Zarganar n’a pas l’intention de s’installer aux Etats-Unis où vit sa famille actuellement. Après sa visite aux USA et à Londres, où il a été très actif dans la préparation de la visite de Aung San Suu Kyi, et à Paris, il va rentrer dans ce pays qu’il aime et pour lequel il veut travailler à un avenir meilleur.

Il a réussi à convaincre son fils, qui vient de terminer ses études universitaires, de rentrer au pays afin de le faire bénéficier de ses compétences, compétences dont le Myanmar a tant besoin.

Lorsque j’ai évoqué les prisonniers d’opinion encore emprisonnés, j’ai signalé l’action qui avait été envisagée au cours d’une des réunions rassemblant tous les groupes impliqués dans des dossiers Myanmar. Nous envisagions d’approcher nos édiles communaux respectifs pour leur demander d’écrire, en tant que politiciens, aux autorités birmanes, en leur demandant la libération de tous les prisonniers d’opinion et en les encourageant à continuer le processus démocratique.

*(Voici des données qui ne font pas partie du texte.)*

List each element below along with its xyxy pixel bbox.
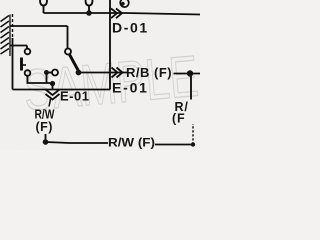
wire bottom bus right [155,144,193,146]
switch pivot dot [76,70,82,76]
wire feed to left contact [47,72,53,74]
wire right branch upper [190,76,192,100]
relay plunger [20,58,23,71]
svg-text:(F: (F [172,112,185,126]
wire top bus [44,13,201,15]
node corner bottom right [191,142,195,146]
node junction ground [50,81,55,86]
wire R/B to junction [174,73,201,75]
connector chevrons D-01 [111,9,122,19]
wire T2 stem [88,6,90,14]
svg-text:(F): (F) [36,120,53,134]
svg-text:E-01: E-01 [112,80,149,96]
connector terminal cup T1 [40,0,47,6]
wire lower contact to ground run [28,77,53,84]
relay box bottom edge [13,89,111,91]
node junction right [187,70,193,76]
relay box right edge [109,0,111,90]
node junction bottom left [43,139,49,145]
wire T1 stem [43,6,45,14]
connector chevrons E-01 right [112,68,123,78]
wire ground drop [52,84,54,91]
svg-text:R/B (F): R/B (F) [126,65,172,80]
ground connector chevrons E-01 [46,90,60,100]
wire R/W stub [45,134,47,142]
harness edge bar [9,15,11,57]
wire bottom riser dashed [192,124,194,145]
harness hatch marks [1,16,10,55]
switch left contact [52,70,58,76]
circled pin letter [120,0,129,7]
switch top contact [65,49,71,55]
relay contact lower [25,70,31,76]
svg-text:D-01: D-01 [112,20,149,36]
relay contact upper [25,49,31,55]
node junction top [86,10,92,16]
wire B from edge to relay contact [10,46,27,49]
wire pivot to connector [81,72,127,74]
node junction switch feed [44,70,49,75]
wire junction drop [46,73,48,84]
wire ground stem [49,99,51,107]
wire A from edge to switch top [10,26,68,48]
svg-text:E-01: E-01 [60,89,89,104]
relay box left edge [12,14,14,38]
wire bottom bus left [46,142,109,143]
switch lever [70,55,79,72]
connector terminal cup T2 [86,0,93,6]
svg-text:R/W (F): R/W (F) [108,136,155,150]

Zarganar a totalement approuvé cette action et a signalé qu’il comptait beaucoup sur des organisations comme Amnesty International et Human Rights Watch pour mettre la pression sur les autorités de son pays.

Il s’est également proposé pour faire passer du courrier et des cadeaux (T-shirts ou autres) aux deux prisonniers birmans pris en charge par nos groupes [1]. Cela fait tellement de bien à leur moral ! Il nous signale également que les conditions de détention se sont améliorées par rapport à ce qu’il a vécu lors de ses trois premières incarcérations. Depuis 2009, la torture n’y est plus systématique, les médicaments et nourritures apportés par les familles sont tolérés et, de plus, si le prisonnier a de l’argent, il peut charger les gardiens d’acheter livres, journaux, TV et même une radio bricolée par un électricien futé qui lui permet d’écouter la BBC !

Enfin, la principale raison pour laquelle Zarganar a accepté, entre autres, l’invitation d’Amnesty dans différents pays, était de pouvoir remercier tous ceux, jeunes et moins jeunes, qui se sont mobilisés pour le soutenir durant sa captivité et obtenir sa libération. Au cours de ces voyages, un autre de ses objectifs était de prendre des contacts avec diverses universités, en particulier dans le domaine des sciences sociales, afin d’obtenir la possibilité pour les étudiants de la Génération 88 de poursuivre leurs études dans d’autres pays ou de faire venir des professeurs étrangers pour leur donner une formation accélérée.

Une visite à Bruxelles pour rencontrer le Parlement Européen est en préparation mais doit encore être confirmée.

Merci Zarganar pour cet entretien et chapeau ! Vous êtes un grand monsieur !

Notes

[1Ces deux prisonniers – Ko Aye Aung et Khun Kawrio – ont été libérés depuis.